Je tiens à le déclarer. C’est, selon moi, une condition indispensable quand on essaie d’apprécier un artiste de cette taille, que de jouir d’une indépendance absolue et de n’avoir pas la plus petite obligation à qui serait en droit de vous la faire payer, si peu que ce fût. L’homme a vécu, l’œuvre est immortelle : il y a là tous les éléments nécessaires pour le juger, sans compter qu’on peut, de surcroit, se renseigner auprès de gens ayant pénétré dans l’intimité du maître, et c’est de quoi je ne me suis pas fait faute. Mais il y a loin de là à solliciter le moindre renseignement auprès de persoimcs qui, par échange, auraient pu demander que je soumisse le livre entier à leur approbation. Admirateur de Wagner, certes, je crois l’être ; et depuis que j’ai commencé d’écrire — il y a près de vingt ans — je n’ai jamais cessé de le défendre avec énergie, au risque de m’attirer les attaques railleuses de gens qui me reprocheraient volontiers, maintenant, d’avoir été tiède et circonspect ; mais autre chose est d’improviser un article de critique militante presque aussitôt oublié, autre chose de composer un volume d’histoire auquel l’auteur prétend qu’on se puisse reporter en toute sécurité.

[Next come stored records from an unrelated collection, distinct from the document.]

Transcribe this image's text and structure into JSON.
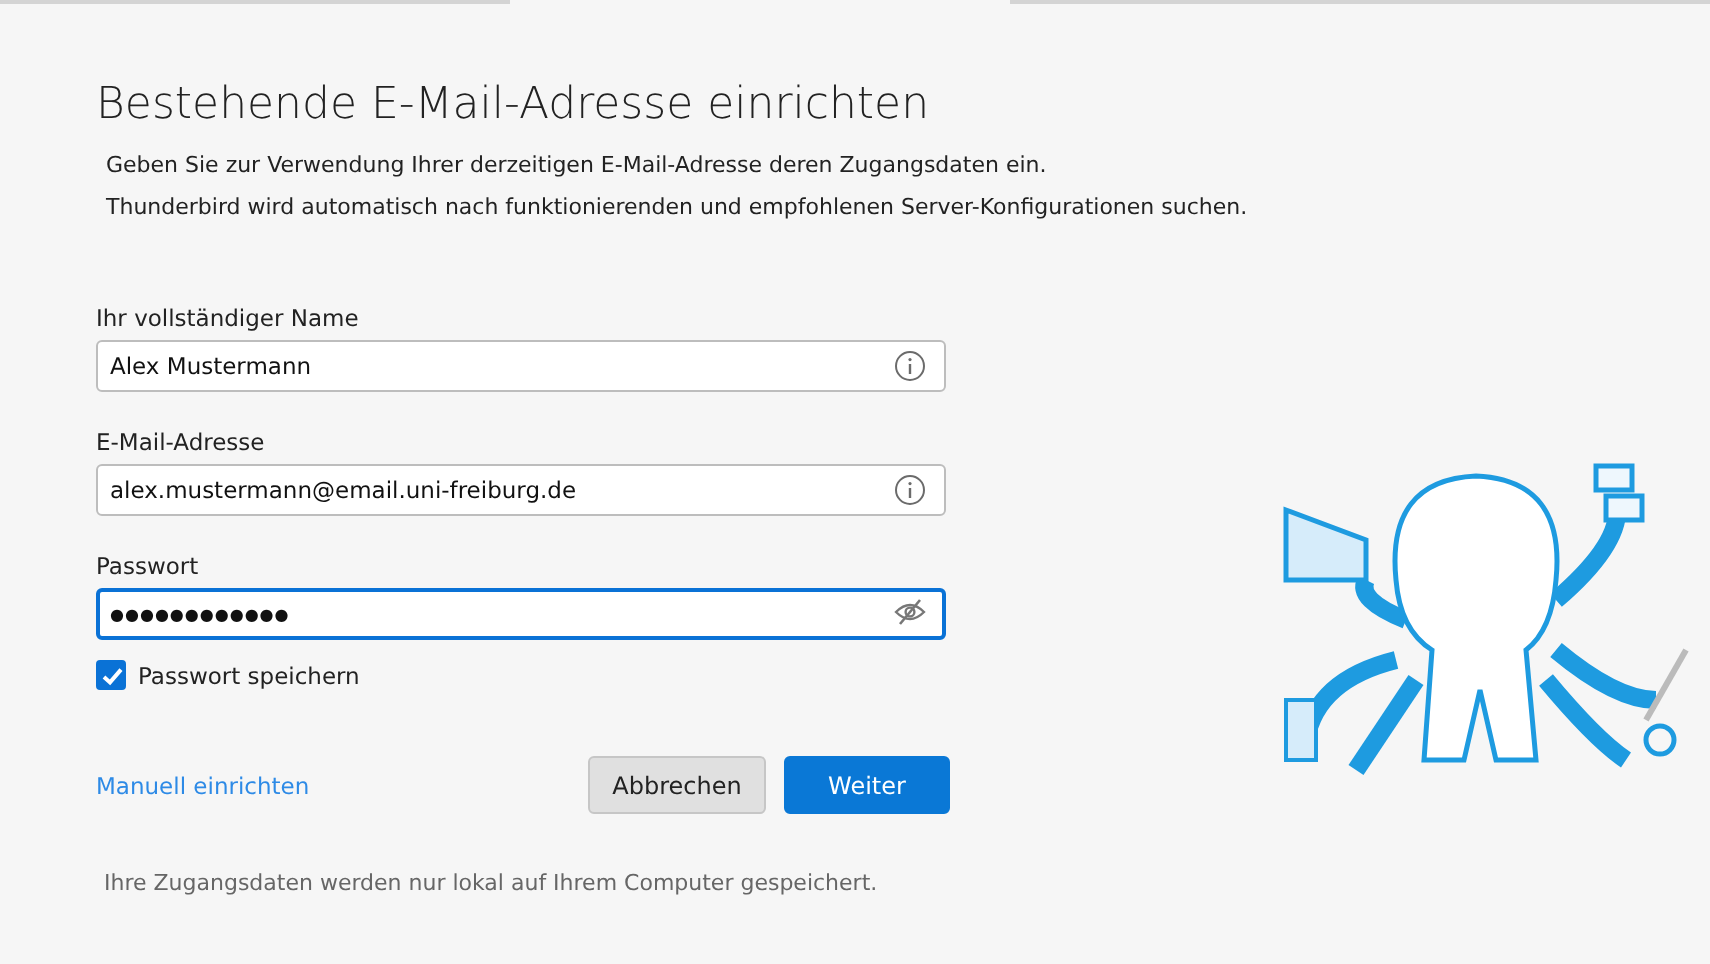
{
  "title": "Bestehende E-Mail-Adresse einrichten",
  "intro": [
    "Geben Sie zur Verwendung Ihrer derzeitigen E-Mail-Adresse deren Zugangsdaten ein.",
    "Thunderbird wird automatisch nach funktionierenden und empfohlenen Server-Konfigurationen suchen."
  ],
  "fields": [
    {
      "label": "Ihr vollständiger Name",
      "value": "Alex Mustermann",
      "kind": "text",
      "focused": false
    },
    {
      "label": "E-Mail-Adresse",
      "value": "alex.mustermann@email.uni-freiburg.de",
      "kind": "text",
      "focused": false
    },
    {
      "label": "Passwort",
      "value": "●●●●●●●●●●●●",
      "kind": "password",
      "focused": true
    }
  ],
  "save_password": {
    "label": "Passwort speichern",
    "checked": true
  },
  "manual_link": "Manuell einrichten",
  "buttons": [
    {
      "label": "Abbrechen",
      "kind": "secondary"
    },
    {
      "label": "Weiter",
      "kind": "primary"
    }
  ],
  "footer": "Ihre Zugangsdaten werden nur lokal auf Ihrem Computer gespeichert."
}
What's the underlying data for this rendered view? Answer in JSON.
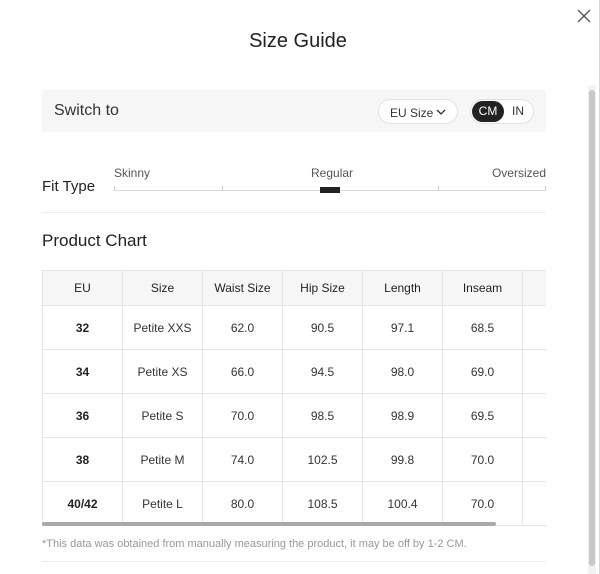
{
  "title": "Size Guide",
  "switch": {
    "label": "Switch to",
    "size_system": "EU Size",
    "units": [
      "CM",
      "IN"
    ],
    "active_unit": "CM"
  },
  "fit": {
    "label": "Fit Type",
    "options": [
      "Skinny",
      "Regular",
      "Oversized"
    ],
    "selected": "Regular"
  },
  "chart": {
    "title": "Product Chart",
    "columns": [
      "EU",
      "Size",
      "Waist Size",
      "Hip Size",
      "Length",
      "Inseam",
      ""
    ],
    "rows": [
      [
        "32",
        "Petite XXS",
        "62.0",
        "90.5",
        "97.1",
        "68.5",
        ""
      ],
      [
        "34",
        "Petite XS",
        "66.0",
        "94.5",
        "98.0",
        "69.0",
        ""
      ],
      [
        "36",
        "Petite S",
        "70.0",
        "98.5",
        "98.9",
        "69.5",
        ""
      ],
      [
        "38",
        "Petite M",
        "74.0",
        "102.5",
        "99.8",
        "70.0",
        ""
      ],
      [
        "40/42",
        "Petite L",
        "80.0",
        "108.5",
        "100.4",
        "70.0",
        ""
      ]
    ]
  },
  "note": "*This data was obtained from manually measuring the product, it may be off by 1-2 CM."
}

Je me suis donc efforcé de faire un ouvrage entièrement impartial non seulement envers Richard Wagner, mais aussi envers ceux qui, pour une raison ou pour une autre, ont prétendu le l’ouer à l’animadversion publique ; il appartenait à l’historien de discerner le bien ou le mal fondé de ces attaques, leur origine intéressée ou leur but caché.